Protecting the sacred water. Protecting the sacred land. The Standing Rock Sioux are inspiring the world with their resistance against the Dakota Access Pipeline. They've voiced environmental concerns. They've performed sacred rituals. They've stood in solidarity with indigenous Native Americans seeking to be heard. And, the movement keeps growing. Through prayer, meditation and peaceful demonstration, thousands of tribal members and non-native people continue to take a stand. And here’s why:
“In honor of our future generations, we fight this pipeline to protect our water, our sacred places, and all living beings.” - Oceti Sakowin Tribe
Water is Life
Gathered at Standing Rock, tribes are trying to stop a natural gas pipeline operator from demolishing what they call their sacred sites. In it’s place, an 1,172-mile oil pipeline that runs from North Dakota to Illinois, is set to be constructed. As well as their sacred land, the tribes also want to protect the Missouri River, the primary water source for the Standing Rock Reservation, from a potential pipeline leak.

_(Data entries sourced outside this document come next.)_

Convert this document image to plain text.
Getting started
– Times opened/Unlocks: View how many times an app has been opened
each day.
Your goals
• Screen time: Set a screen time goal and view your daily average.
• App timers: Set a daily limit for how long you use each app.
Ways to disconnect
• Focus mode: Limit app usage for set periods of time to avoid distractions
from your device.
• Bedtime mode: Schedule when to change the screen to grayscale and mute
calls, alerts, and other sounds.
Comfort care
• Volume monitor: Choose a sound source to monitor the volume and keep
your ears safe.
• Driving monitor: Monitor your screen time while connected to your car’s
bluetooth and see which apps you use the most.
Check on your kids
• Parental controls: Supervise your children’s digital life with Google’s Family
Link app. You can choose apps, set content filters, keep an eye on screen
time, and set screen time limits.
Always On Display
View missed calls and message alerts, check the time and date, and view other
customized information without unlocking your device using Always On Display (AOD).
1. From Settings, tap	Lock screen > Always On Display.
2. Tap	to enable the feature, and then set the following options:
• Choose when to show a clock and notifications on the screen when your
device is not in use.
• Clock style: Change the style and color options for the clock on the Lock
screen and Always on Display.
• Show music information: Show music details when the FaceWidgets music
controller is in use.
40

Members of the tribe, whose reservation is near the project's path, believe the pipeline would affect its supply of drinking water and place downstream communities at risk of contamination from potential oil spills.
History in the Making
The scope of the resistance at Standing Rock exceeds just about every protest in Native American history. Because, opposing Big Oil and Gas is no small thing. We need only take a look at the Peruvian Amazon oil spills to see the harsh environmental damage that could have been prevented. Since 2011, 23 ruptures in the 687-mile pipeline have occurred, when earlier this year over 3,000 barrels of oil polluted rivers and prompted an indigenous community to hold Big Oil officials hostage for aid. Let us not forget.
Why Do We Need Fossil Fuel Anyway?
Fossil fuels are used throughout the world to power everything from cars to lights in the home. But is it right to use them? Are they safe to use? Should we be trying to cut down how much we use year on year? Nowadays, there are more and more alternatives to fossil fuels, including renewable sources of energy such as solar, wind, and hydro power. The most common fossil fuels are coal, natural gas and petroleum, all of which have been formed over millions of years. Now, as the populations grow, resources are running low.
Once we have used up all the fossil fuels that currently exist on this planet, we will need to find alternative ways of heating and lighting our homes as well as traveling all over the globe, anyway. So why not start now – and, let the nature flourish and grow?